Source: Adapted by AAPG from EarthComm and the American Geosciences Institute. Adapted with permission.


What factors affect how easily a fluid can move through sediments? How is this flow rate connected to oil production?

Many people think that oil lies in big pools below Earth’s surface. Oil actually is located in the pores within rocks (called “source rocks”). When the pores are connected, oil can flow slowly through the rock. This happens when there is a difference in fluid pressure between one place in the rock and another. The flow of fluid through sediments due to this pressure difference is called the permeability of the material.

In this investigation, you will explore the permeabilities of different materials.
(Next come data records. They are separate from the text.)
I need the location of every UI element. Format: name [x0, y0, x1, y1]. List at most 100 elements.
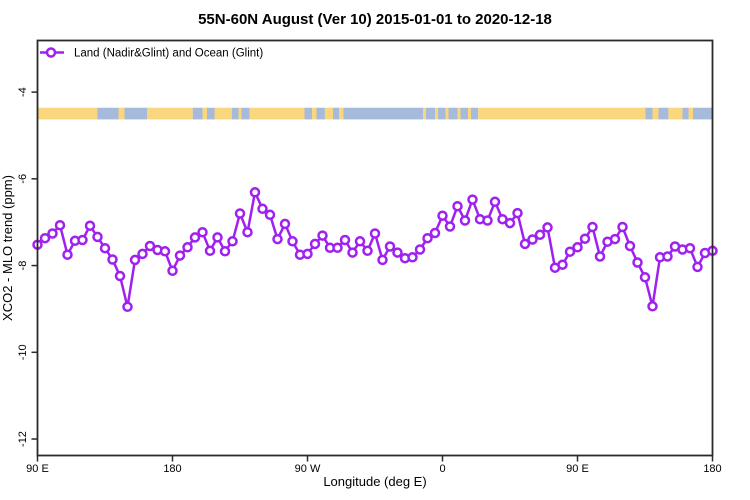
data-point-marker	[542, 222, 553, 233]
x-axis: 90 E 180 90 W 0 90 E 180	[26, 455, 722, 475]
map-band-land-segment	[118, 107, 125, 120]
data-point-marker	[317, 230, 328, 241]
data-point-marker	[114, 270, 126, 282]
map-band-land-segment	[202, 107, 207, 120]
data-point-marker	[84, 220, 96, 231]
map-band-land-segment	[468, 107, 471, 120]
land-ocean-map-band	[37, 107, 713, 120]
data-point-marker	[99, 242, 111, 254]
data-point-marker	[504, 217, 516, 229]
data-point-marker	[534, 229, 546, 241]
map-band-ocean-segment	[426, 107, 435, 120]
data-point-marker	[467, 194, 478, 205]
data-point-marker	[594, 251, 606, 262]
map-band-ocean-segment	[124, 107, 147, 120]
data-point-marker	[309, 238, 321, 250]
y-tick-label: -4	[17, 87, 29, 97]
map-band-ocean-segment	[460, 107, 468, 120]
data-point-marker	[227, 236, 238, 247]
data-point-marker	[639, 272, 651, 283]
data-point-marker	[647, 301, 658, 312]
map-band-land-segment	[423, 107, 426, 120]
map-band-ocean-segment	[658, 107, 669, 120]
data-point-marker	[624, 240, 636, 252]
data-point-marker	[257, 203, 268, 215]
x-tick-label: 180	[163, 463, 181, 475]
data-point-marker	[459, 215, 471, 226]
map-band-land-segment	[445, 107, 449, 120]
legend-marker-icon	[45, 47, 57, 58]
y-tick-label: -6	[17, 174, 29, 184]
map-band-land-segment	[238, 107, 242, 120]
data-point-marker	[62, 249, 73, 260]
data-point-marker	[564, 246, 576, 257]
map-band-land-segment	[249, 107, 305, 120]
data-point-marker	[444, 221, 456, 232]
data-point-marker	[512, 207, 523, 219]
y-tick-label: -12	[17, 431, 29, 447]
legend: Land (Nadir&Glint) and Ocean (Glint)	[40, 47, 263, 60]
map-band-ocean-segment	[471, 107, 479, 120]
data-point-marker	[489, 196, 501, 208]
data-point-marker	[92, 231, 103, 243]
data-point-marker	[609, 233, 621, 245]
data-point-marker	[369, 228, 381, 239]
data-point-marker	[429, 227, 441, 239]
data-point-marker	[632, 257, 643, 268]
map-band-ocean-segment	[438, 107, 446, 120]
data-point-marker	[572, 242, 583, 253]
data-point-marker	[527, 234, 538, 245]
map-band-ocean-segment	[343, 107, 423, 120]
map-band-ocean-segment	[304, 107, 312, 120]
map-band-ocean-segment	[207, 107, 215, 120]
data-point-marker	[587, 221, 598, 233]
data-point-marker	[407, 252, 418, 263]
data-point-marker	[197, 226, 208, 238]
map-band-ocean-segment	[192, 107, 203, 120]
data-point-marker	[422, 232, 433, 244]
data-point-marker	[234, 208, 246, 219]
chart-title: 55N-60N August (Ver 10) 2015-01-01 to 20…	[198, 11, 552, 28]
map-band-ocean-segment	[333, 107, 339, 120]
x-tick-label: 0	[439, 463, 445, 475]
data-point-marker	[174, 250, 186, 261]
data-point-marker	[122, 301, 133, 313]
data-point-marker	[212, 232, 223, 243]
data-point-marker	[452, 200, 463, 212]
data-point-marker	[39, 232, 51, 244]
data-point-marker	[617, 221, 628, 233]
data-point-marker	[332, 242, 343, 254]
data-point-marker	[377, 254, 388, 266]
data-point-marker	[519, 238, 531, 250]
y-axis: -4 -6 -8 -10 -12	[17, 87, 38, 447]
data-point-marker	[264, 209, 276, 221]
data-point-marker	[354, 236, 366, 247]
data-point-marker	[279, 218, 291, 230]
data-point-marker	[47, 228, 58, 239]
map-band-land-segment	[435, 107, 438, 120]
data-point-marker	[437, 210, 448, 221]
data-point-marker	[557, 259, 568, 270]
data-point-marker	[384, 241, 396, 252]
data-point-marker	[302, 248, 313, 260]
x-tick-label: 90 E	[26, 463, 49, 475]
map-band-land-segment	[147, 107, 193, 120]
map-band-ocean-segment	[448, 107, 458, 120]
x-tick-label: 90 E	[566, 463, 589, 475]
map-band-land-segment	[457, 107, 461, 120]
data-point-marker	[159, 246, 171, 257]
map-band-land-segment	[214, 107, 232, 120]
map-band-land-segment	[37, 107, 98, 120]
data-point-marker	[144, 240, 156, 252]
data-point-marker	[287, 236, 298, 247]
data-point-marker	[242, 226, 253, 238]
data-point-marker	[272, 233, 283, 245]
map-band-land-segment	[478, 107, 646, 120]
data-point-marker	[347, 247, 358, 258]
data-point-marker	[662, 251, 673, 262]
data-point-marker	[129, 254, 141, 266]
y-tick-label: -10	[17, 344, 29, 360]
data-point-marker	[182, 242, 193, 253]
You will then use your observations to determine what affects permeability and how this might relate to oil production.

Materials

Procedure

  1. Cut one of the plastic bottles 1/3 of the way down from the top to make a funnel. Cover the mouth of the funnel with a double layer of cheesecloth. Secure the cheesecloth with a rubber band.

  2. Invert the funnel into the bottom of the bottle to create a funnel/container set-up. Repeat with the other three bottles. Put 4 oz of each of the sediment types into a separate funnel.

  3. Have your watch ready. Pour 4 fluid oz of water into the gravel funnel and time how long it takes all the water to pass through. Record this time for the gravel. Repeat with the other three sediments, one at a time, recording your observations each time.

  4. Which sediment was the most permeable (allowed water to pass through most quickly)? Which was the least? Observe the characteristics of the different sediments. How can you explain why one was more permeable than another?

  5. Knowing that oil flows through the pores in and between source rocks, what qualities would petroleum geologists be looking for in source rocks that would be most productive?